Comme un air de campagne ? François Hollande annonce une baisse d'impôt en 2017

Comme un air de campagne ? François Hollande annonce une baisse d'impôt en 2017

POLITIQUE - Le président François Hollande, plus que jamais en campagne, attaque la droite et donne des gages à sa gauche en confirmant notamment une nouvelle baisse d'impôt en 2017 pour les classes moyennes, dans un entretien fleuve aux Echos à paraître jeudi.

Pif, paf. Un coup à gauche, un à droite, et un peu de beurre dans les épinards des Français. Serait-il en campagne ? Cela en aurait tout l'air, pour le président François Hollande qui dans une interview ce jeudi aux Echos attaque la droite, donne des gages à sa gauche, et confirme notamment une nouvelle baisse d'impôt en 2017 pour les classes moyennes.

Après son discours au théâtre du Rond-Point le 3 mai, cette interview semble acter la deuxième étape de la désormais plus que probable entrée en campagne d'un président au plus bas dans les sondages : discours très musclé contre la droite, volontariste sur la conjoncture économique, nouveaux cadeaux fiscaux, critique ouverte de Donald Trump, message d'apaisement vis-à-vis de la CGT...

► Le chômage inversé ?
"D'abord, il y a bien une reprise en France et un début d'inversion de la courbe du chômage, c'est un fait indiscutable", déclare le chef de l'Etat, dans une formule moins hésitante que son "ça va mieux" du début d'année, beaucoup moqué, y compris dans son camp.
Particulièrement optimiste pour l'économie française, il sort de la réserve du gouvernement depuis deux ans sur les prévisions macroéconomiques pour annoncer 1,6% de croissance en 2016 et 1,7% en 2017 , sauf accident lié au Brexit, contre deux fois 1,5% jusqu'ici prévus par Bercy.

► Les impôts allégés
Il dessine les contours de la nouvelle baisse d'impôt qu'il avait appelée de ses voeux début mai. Elle ne pourra "être supérieure à 2 milliards d'euros" et de préférence "ciblée sur les classes moyennes".

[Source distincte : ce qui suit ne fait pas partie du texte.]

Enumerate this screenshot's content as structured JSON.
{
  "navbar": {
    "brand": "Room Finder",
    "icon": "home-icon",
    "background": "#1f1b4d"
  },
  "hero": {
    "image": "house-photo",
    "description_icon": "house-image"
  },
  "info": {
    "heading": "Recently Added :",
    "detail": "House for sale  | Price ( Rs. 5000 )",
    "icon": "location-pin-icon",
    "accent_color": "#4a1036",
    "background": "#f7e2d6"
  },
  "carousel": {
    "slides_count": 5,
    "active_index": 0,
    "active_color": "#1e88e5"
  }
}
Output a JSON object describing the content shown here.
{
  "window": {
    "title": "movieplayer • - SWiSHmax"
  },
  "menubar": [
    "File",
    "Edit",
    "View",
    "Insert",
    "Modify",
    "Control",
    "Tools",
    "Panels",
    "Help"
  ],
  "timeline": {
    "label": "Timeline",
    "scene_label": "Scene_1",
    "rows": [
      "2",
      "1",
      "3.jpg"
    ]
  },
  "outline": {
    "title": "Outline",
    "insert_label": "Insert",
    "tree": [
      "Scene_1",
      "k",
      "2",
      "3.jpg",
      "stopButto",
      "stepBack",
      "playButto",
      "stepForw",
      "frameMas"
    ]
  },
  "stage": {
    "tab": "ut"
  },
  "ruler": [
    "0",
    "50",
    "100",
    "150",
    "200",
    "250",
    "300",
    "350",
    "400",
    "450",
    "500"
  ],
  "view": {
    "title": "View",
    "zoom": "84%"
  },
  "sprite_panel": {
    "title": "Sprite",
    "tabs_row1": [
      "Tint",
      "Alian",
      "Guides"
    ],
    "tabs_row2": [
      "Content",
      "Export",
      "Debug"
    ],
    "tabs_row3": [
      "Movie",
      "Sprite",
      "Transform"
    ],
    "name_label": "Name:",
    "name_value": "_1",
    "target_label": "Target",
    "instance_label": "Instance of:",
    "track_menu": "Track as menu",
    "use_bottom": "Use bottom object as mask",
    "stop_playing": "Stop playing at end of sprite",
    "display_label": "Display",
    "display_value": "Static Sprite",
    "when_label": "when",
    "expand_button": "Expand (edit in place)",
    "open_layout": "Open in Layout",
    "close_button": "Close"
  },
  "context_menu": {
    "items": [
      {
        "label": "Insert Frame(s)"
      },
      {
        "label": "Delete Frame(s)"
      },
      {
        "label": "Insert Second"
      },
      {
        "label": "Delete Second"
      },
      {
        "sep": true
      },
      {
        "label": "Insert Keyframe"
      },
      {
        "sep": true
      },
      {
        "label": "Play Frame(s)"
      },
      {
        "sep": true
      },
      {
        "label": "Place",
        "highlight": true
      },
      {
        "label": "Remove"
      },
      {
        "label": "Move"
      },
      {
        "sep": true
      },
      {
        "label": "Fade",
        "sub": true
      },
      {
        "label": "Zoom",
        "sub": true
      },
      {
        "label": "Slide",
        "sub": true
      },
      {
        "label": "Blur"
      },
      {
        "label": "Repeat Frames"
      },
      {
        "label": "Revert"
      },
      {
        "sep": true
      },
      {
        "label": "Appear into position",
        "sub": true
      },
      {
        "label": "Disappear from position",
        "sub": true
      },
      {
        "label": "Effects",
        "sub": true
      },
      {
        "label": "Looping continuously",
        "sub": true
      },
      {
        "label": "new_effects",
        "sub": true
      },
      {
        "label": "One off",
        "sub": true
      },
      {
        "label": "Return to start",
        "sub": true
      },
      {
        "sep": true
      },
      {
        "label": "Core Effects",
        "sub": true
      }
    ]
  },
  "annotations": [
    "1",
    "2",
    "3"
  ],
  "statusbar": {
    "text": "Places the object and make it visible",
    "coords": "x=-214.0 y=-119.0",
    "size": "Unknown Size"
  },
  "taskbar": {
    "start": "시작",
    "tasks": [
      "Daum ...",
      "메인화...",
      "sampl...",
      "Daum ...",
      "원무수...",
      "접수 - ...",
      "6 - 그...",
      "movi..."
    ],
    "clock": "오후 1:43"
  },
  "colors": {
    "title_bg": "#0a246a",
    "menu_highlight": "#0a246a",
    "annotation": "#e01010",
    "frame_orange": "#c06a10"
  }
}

► Fermeté à l'international
Fait plutôt rare pour un chef d'Etat, François Hollande se livre également à une critique très forte du futur candidat des Républicains à la présidentielle américaine, Donald Trump. Une victoire de celui-ci "compliquerait les rapports entre l'Europe et les Etats-Unis" et "oui", son entrée à la Maison blanche serait dangereuse, juge-t-il.
François Hollande l'Européen qui a multiplié ces derniers jours les rencontres avec ses homologues et au Conseil européen pour tirer les conséquences du choix britannique de quitter l'Union européenne, se montre très ferme vis-à-vis de la City, souhaitant "adapter nos règles y compris fiscales pour rendre la place financière de Paris plus attractive".

► Critiques pour la droite
La droite n'est pas épargnée. Il voit dans ses projets "beaucoup d'inconséquence et peu de justice". "Les programmes des candidats à la primaire, c'est plus de dépenses dans tous les domaines et moins d'impôtsdans tous les autres", moque-t-il en rodant ses arguments de campagne.
"C'est sur d'autres sujets que se fait la différence, essentiellement sur l'Europe et sur l'identité nationale mais pour le reste, c'est, si je puis dire, un fonds commun de mauvais placement", assène le chef de l'Etat qui pourrait affronter à nouveau celui qu'il a éliminé en 2012, l'ancien président Nicolas Sarkozy.

► Réconfort pour la gauche
Mais François Hollande s'adresse également à sa gauche, récusant le procès en trahison que lui font nombre d'alliés de 2012. "La trahison, c'eût été de laisser le pays dans l'état où je l'ai trouvé. Je m'en expliquerai devant les Français autant que nécessaire", affirme le chef de l'Etat, qui contrairement à Arnaud Montebourg et surtout à Jean-Luc Mélenchon n'imagine "pas régler les problèmes des Français par une VIe République".

 Soutien aux syndicats
Apaisement également sur la loi Travail: "cette loi va permettre de donner au syndicalisme des moyens qu'il n'a jamais eus dans notre pays", promet-il, en rappelant qu'il ne lâchera pas sur l'article 2 (inversion de la hiérarchie des normes) et qu'il aura recours, si nécessaire, au 49-3 pour la dernière lecture à l'Assemblée.
Et fidèle à son rôle de rassembleur, il calme le jeu vis-à-vis d'une CGT directement mise en cause mi-juin par Manuel Valls au lendemain des violences très importantes à Paris: "elle n'est pas responsable des violences, elle en a même été victime".